When Bangladesh played out a fantasy

There was that time, in the sun, at the G, during a World Cup knockout game, where they looked beautiful. And then it all went bad

Thirty-three overs and two balls. Bangladesh were in the game for precisely that long. How long they could, or would, have been in the game after that is unimportant, that is the moment their World Cup ended.
Before that, it was wonderful. It was a land of lollipops and hope. The line and length was more from a fiction on Bangladesh cricket than the real one. The sight of Mushfiqur Rahim, their wicketkeeper, so far back and still taking it above his head was almost surreal. They were at the MCG, a ground their players have dreamed of more than they have played at, which in their almost 30-year ODI history is now twice. And this was a knockout game in a World Cup. Their first.
They were playing for each other in a World Cup knockout match at the MCG against India. They were keeping each other in check in a World Cup knockout at the MCG against India. They were together as a team in a World Cup knockout match at the MCG against India. They had a chance in a World Cup knockout match at the MCG against India.
There were poor moments. Mashrafe Mortaza's first ball was so slow and tame that a pack of elderly mall walkers passed it before Rohit Sharma guided it to the rope. Nasir Hossain dropped, or seemingly missed a return catch from Rohit. Shakib Al Hasan got upset at another misfield. There were some sloppy overthrows.
However, they were outnumbered by the seemingly endless well-placed seam and spin deliveries. Mashrafe kept the field up and the fielders kept the pressure up. Taskin Ahmed's carry. Rubel Hossain's pace and carry. They took three wickets. One through good flight from Shakib and quick hands from Mushfiqur. Rahane was kept quiet until he behaved in an odd way.

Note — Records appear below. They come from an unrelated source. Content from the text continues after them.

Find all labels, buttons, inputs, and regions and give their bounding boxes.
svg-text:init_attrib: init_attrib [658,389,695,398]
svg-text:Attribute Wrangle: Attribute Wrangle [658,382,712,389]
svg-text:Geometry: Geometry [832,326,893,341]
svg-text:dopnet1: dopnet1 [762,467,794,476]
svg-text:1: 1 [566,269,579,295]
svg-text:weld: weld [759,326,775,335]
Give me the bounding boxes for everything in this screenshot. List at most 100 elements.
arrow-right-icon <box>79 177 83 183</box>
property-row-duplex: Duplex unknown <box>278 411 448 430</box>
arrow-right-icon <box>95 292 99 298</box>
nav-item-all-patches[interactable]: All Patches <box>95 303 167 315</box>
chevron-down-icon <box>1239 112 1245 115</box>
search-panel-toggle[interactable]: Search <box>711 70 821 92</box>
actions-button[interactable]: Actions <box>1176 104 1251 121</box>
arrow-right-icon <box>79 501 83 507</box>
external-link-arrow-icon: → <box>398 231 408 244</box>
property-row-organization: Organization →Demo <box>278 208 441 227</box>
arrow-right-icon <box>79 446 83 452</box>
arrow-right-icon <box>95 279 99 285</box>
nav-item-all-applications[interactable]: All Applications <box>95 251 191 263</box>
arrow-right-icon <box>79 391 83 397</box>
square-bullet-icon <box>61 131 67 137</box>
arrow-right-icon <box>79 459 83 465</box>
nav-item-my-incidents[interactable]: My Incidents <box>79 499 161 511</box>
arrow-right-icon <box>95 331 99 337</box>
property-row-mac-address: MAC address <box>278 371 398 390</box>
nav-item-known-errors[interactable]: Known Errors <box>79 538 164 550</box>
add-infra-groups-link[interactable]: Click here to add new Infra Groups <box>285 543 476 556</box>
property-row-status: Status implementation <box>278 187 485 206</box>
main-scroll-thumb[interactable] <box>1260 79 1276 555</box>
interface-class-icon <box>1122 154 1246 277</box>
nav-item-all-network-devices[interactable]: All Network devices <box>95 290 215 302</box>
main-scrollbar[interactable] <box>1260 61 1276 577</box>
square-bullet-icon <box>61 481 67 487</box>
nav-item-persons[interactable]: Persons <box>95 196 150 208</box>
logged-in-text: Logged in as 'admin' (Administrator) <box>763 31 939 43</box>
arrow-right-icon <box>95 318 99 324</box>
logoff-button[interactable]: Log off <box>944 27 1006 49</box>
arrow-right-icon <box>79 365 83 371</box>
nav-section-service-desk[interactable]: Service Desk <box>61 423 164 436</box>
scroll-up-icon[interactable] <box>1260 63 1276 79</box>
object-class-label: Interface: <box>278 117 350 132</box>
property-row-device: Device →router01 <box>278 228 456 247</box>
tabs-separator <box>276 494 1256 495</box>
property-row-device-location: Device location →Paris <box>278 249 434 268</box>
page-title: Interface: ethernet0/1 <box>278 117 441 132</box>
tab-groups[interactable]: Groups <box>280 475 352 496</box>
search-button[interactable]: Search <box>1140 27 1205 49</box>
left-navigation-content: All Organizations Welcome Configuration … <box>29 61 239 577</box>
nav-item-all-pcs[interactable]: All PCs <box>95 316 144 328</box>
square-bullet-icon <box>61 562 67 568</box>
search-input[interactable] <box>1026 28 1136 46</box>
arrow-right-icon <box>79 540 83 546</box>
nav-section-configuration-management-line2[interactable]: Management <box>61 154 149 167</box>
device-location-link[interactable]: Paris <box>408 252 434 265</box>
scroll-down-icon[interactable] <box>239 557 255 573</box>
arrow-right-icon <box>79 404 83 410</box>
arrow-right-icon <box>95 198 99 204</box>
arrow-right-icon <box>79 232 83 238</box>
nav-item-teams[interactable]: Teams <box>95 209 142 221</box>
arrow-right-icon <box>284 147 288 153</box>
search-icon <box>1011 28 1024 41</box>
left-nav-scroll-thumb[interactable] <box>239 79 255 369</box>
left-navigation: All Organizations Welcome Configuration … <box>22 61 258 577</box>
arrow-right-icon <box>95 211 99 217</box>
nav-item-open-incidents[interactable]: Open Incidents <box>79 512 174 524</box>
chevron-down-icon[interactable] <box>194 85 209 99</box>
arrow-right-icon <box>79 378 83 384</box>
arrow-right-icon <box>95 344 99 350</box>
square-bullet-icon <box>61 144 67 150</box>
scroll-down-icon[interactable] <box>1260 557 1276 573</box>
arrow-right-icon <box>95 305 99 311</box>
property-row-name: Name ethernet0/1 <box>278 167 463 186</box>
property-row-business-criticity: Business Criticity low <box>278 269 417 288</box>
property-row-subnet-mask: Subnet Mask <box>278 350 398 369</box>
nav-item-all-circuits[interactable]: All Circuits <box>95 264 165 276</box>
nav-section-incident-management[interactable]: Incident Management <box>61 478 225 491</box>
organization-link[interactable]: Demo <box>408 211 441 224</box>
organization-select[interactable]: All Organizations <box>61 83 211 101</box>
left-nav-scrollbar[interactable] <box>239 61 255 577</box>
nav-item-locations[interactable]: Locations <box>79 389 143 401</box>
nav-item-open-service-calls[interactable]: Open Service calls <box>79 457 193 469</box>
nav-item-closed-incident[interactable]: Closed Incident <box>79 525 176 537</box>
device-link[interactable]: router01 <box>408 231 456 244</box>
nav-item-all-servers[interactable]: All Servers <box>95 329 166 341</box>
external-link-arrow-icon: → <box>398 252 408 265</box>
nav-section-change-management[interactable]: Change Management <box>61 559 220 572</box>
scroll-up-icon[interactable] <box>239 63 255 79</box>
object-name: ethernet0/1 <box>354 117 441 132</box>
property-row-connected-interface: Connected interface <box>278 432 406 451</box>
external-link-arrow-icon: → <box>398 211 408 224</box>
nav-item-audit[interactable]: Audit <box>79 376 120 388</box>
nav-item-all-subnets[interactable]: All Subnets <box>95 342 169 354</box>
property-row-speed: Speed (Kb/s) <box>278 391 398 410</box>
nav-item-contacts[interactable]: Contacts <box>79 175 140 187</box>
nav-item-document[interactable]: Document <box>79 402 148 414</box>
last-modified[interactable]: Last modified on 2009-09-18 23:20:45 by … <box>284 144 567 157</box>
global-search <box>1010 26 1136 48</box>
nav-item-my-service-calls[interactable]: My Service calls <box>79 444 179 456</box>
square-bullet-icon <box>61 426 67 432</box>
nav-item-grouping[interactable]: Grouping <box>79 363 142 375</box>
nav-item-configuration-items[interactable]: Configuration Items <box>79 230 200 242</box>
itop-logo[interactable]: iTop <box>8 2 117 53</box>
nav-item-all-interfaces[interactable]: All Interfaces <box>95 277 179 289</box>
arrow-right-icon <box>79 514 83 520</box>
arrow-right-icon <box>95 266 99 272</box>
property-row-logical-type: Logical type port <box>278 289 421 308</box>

Virat Kohli's dismissal was perhaps the moment that Bangladesh cricket would like to mount on their office wall. Rubel went quick and short. Then peppered Kohli four times short of a length outside offstump. Finally, a wide one. Kohli had spent a summer smashing these balls through cover regions all over this land, but Rubel took his edge. He started with aggression, went with patience and then finished with bait.
In 33.1 overs, though one of the best batting line-ups in the world had seven men waiting, Bangladesh had the scoring rate at less than 4.5 an over. It's not pour-champagne-on-yourself-while-dancing-at-Southbeach time, but it's a good place to be.
Mashrafe kept six men in the circle. Mashrafe bowled a very good ball. Umpire Ian Gould didn't think it was good enough. It was straight, and it was probably hitting. But it was near leg stump. Suresh Raina didn't hit it; he was not even in the same postcode as the ball. The only question was whether it pitched in line. It looked like it did.
DRS suggested it wasn't.
The next ball Mashrafe beat Raina again, this time outside off stump. It looked like his quickest ball of the match. Raina had now faced 19 balls for 10 runs.
The next over he faced against Mashrafe was the first of the batting powerplay. Raina backed away, took a length ball from the stumps and Raina'd it over cover. The rest of the match was much like that shot.
There was a no ball that wasn't that could have stopped Rohit's carnage. There was the complete loss of line and length. There was the complete loss of hitting the pitch at times. Bangladesh turned on each other, they went from chest bumps to angry exchanges. There was an edge from Tamim that he wanted to bounce before Dhoni, but it didn't. There was the comedy run out of Imrul Kayes. Dhoni even dived to take a catch. And then there was a catch down on the padded boundary triangle. That maybe moved, it probably didn't. It maybe mattered, it probably didn't.
Five overs after DRS went against them, it rained on Bangladesh. It cleared up soon after for India. For Bangladesh, the clouds seemed to follow them for the rest of the game.
There was that time, in the sun, at the G, during a World Cup knockout game, where they looked beautiful. Thirty three overs and two balls is fleeting, but at least it is something.